Recognition
Friday, 13 May 2011 10:01
Sunday 8th May (Third Sunday of Easter)

Read Luke 24.13-35
Shirley Valentine is a comic-yet-poignant film about a bored, working-class housewife who feels life has somehow passed her by. Lavished with indifference by her husband Joe, Shirley Valentine famously resorts to talking to the kitchen wall to get things off her chest.

Eventually things get so bad that she books a holiday to Greece without telling Joe, who comes home from work to find the house in darkness and a note saying, “Gone to Greece: back in two weeks.”

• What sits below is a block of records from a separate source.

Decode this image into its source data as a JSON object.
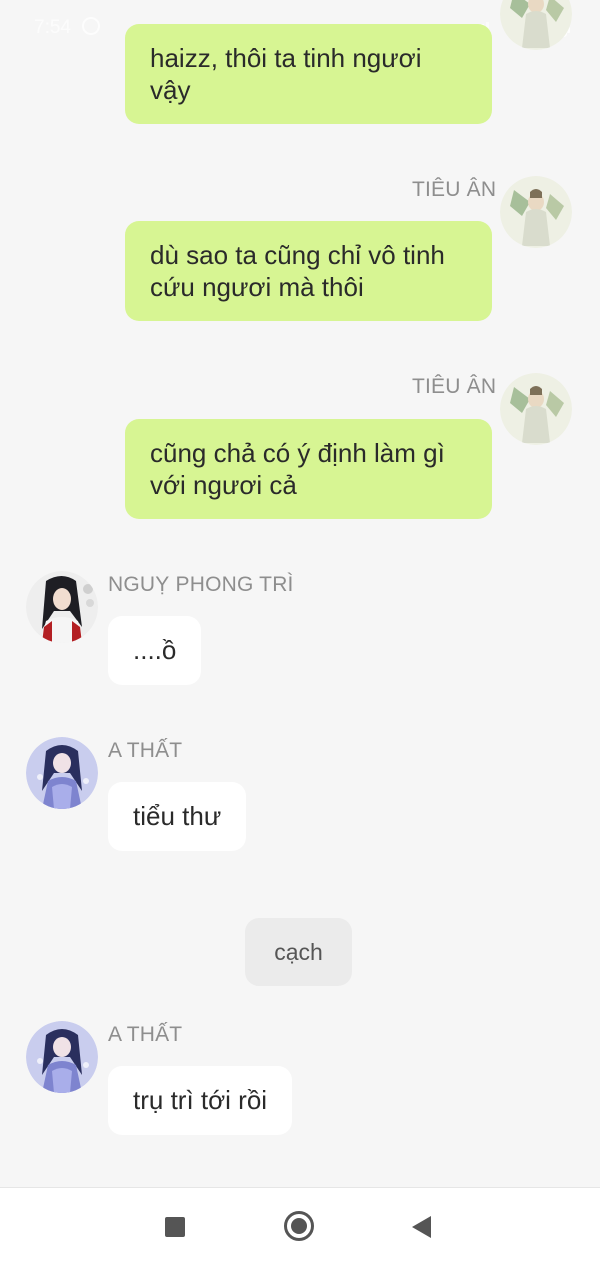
{
  "status_bar": {
    "time": "7:54"
  },
  "messages": [
    {
      "side": "right",
      "sender": "",
      "text_lines": [
        "haizz, thôi ta tinh ngươi",
        "vậy"
      ]
    },
    {
      "side": "right",
      "sender": "TIÊU ÂN",
      "text_lines": [
        "dù sao ta cũng chỉ vô tinh",
        "cứu ngươi mà thôi"
      ]
    },
    {
      "side": "right",
      "sender": "TIÊU ÂN",
      "text_lines": [
        "cũng chả có ý định làm gì",
        "với ngươi cả"
      ]
    },
    {
      "side": "left",
      "sender": "NGUỴ PHONG TRÌ",
      "text": "....ồ"
    },
    {
      "side": "left",
      "sender": "A THẤT",
      "text": "tiểu thư"
    },
    {
      "side": "center",
      "text": "cạch"
    },
    {
      "side": "left",
      "sender": "A THẤT",
      "text": "trụ trì tới rồi"
    }
  ],
  "colors": {
    "background": "#f6f6f6",
    "bubble_right": "#d7f593",
    "bubble_left": "#ffffff",
    "sound_effect": "#ebebeb",
    "sender_name": "#8e8e8e"
  },
  "nav_bar": {
    "icons": [
      "recent-apps-icon",
      "home-icon",
      "back-icon"
    ]
  }
}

Shirley enjoys her holiday so much that she decides to stay. Instead of the English rain, she has the Greek sun beating down on her and she finds new friends who appreciate and value her. You watch how this new life almost physically transforms her: she walks taller, has more confidence and learns to like herself again. Joe, meanwhile, is depressed. Stuck at home, he is unable to look after himself, yet equally unable to get Shirley to return. Realising that he’s taken her for granted, he travels to Greece to win her back.

Joe arrives late one evening and Shirley is sitting at a table by the sea drinking a glass of wine. She is the only person for miles around, but Joe walks right past his wife of twenty years. Only when he hears her familiar voice does he identify her and turns around to see the attractive woman he fell in love with. It’s a whole new start for them both and we watch them begin their first real conversation for years as the sun sets in the background and the credits roll.

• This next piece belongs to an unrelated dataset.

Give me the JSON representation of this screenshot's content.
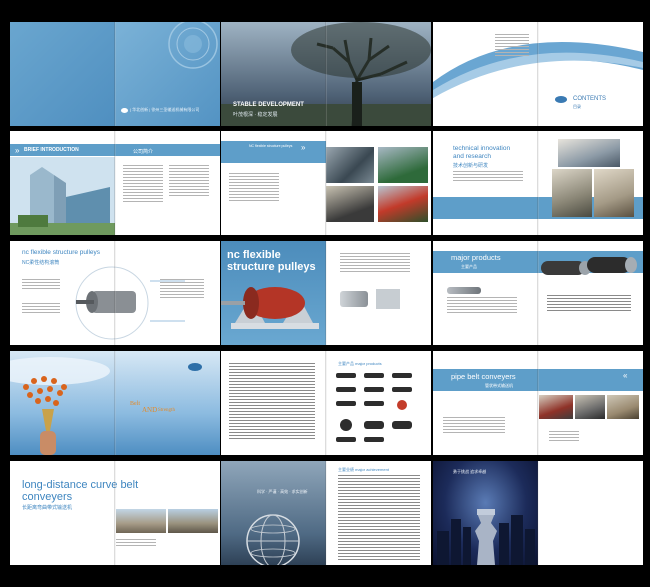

Now I want you to cast your minds back to the Gospel reading of the two disciples on the road to Emmaus. There's a link with all I have been saying. Can you see what it is? Its to do with not seeing at first, then having a moment of recognition. Joe was not expecting Shirley to look like she did and it took a word from her to make him realise and his eyes were opened.The two disciples simply did not recognise Jesus - their eyes were kept from seeing him. They were not expecting to see him, and most probably his risen body was not what they remembered of him. It was only when he took the bread, blessed and broke it and gave it to them. Then their eyes were opened.

It’s often like that with us. Sometimes its like we only expect to encounter God in church, or in a worship service, or in our private times of prayer. At other times were are preoccupied with getting on with what we think is life, busy, or worrying, or lamenting the past, or whatever it might be. But God comes to us in many different ways - only we don’t recognise him. He comes in the words of a friend, a smile, an opportunity to help someone, a chance to say the right word. He comes in the guy selling the Big Issue perhaps, or the decision whether or not to vote. He is there when things go wrong; he can be there when we are hurt or upset. So many ways might the Risen Christ come into our lives.

We do not see the Risen Christ in the same way as did the disciples in those first days and weeks but He is present through his Spirit. He walks with us, he is with us especially when we do what we do in his name. May we learn to read the clues of his presence, may we have our moments of recognition, may our eyes be opened. Like those two on the Emmaus Road, may our hearts be warmed and may we not be slow to share that Presence with others.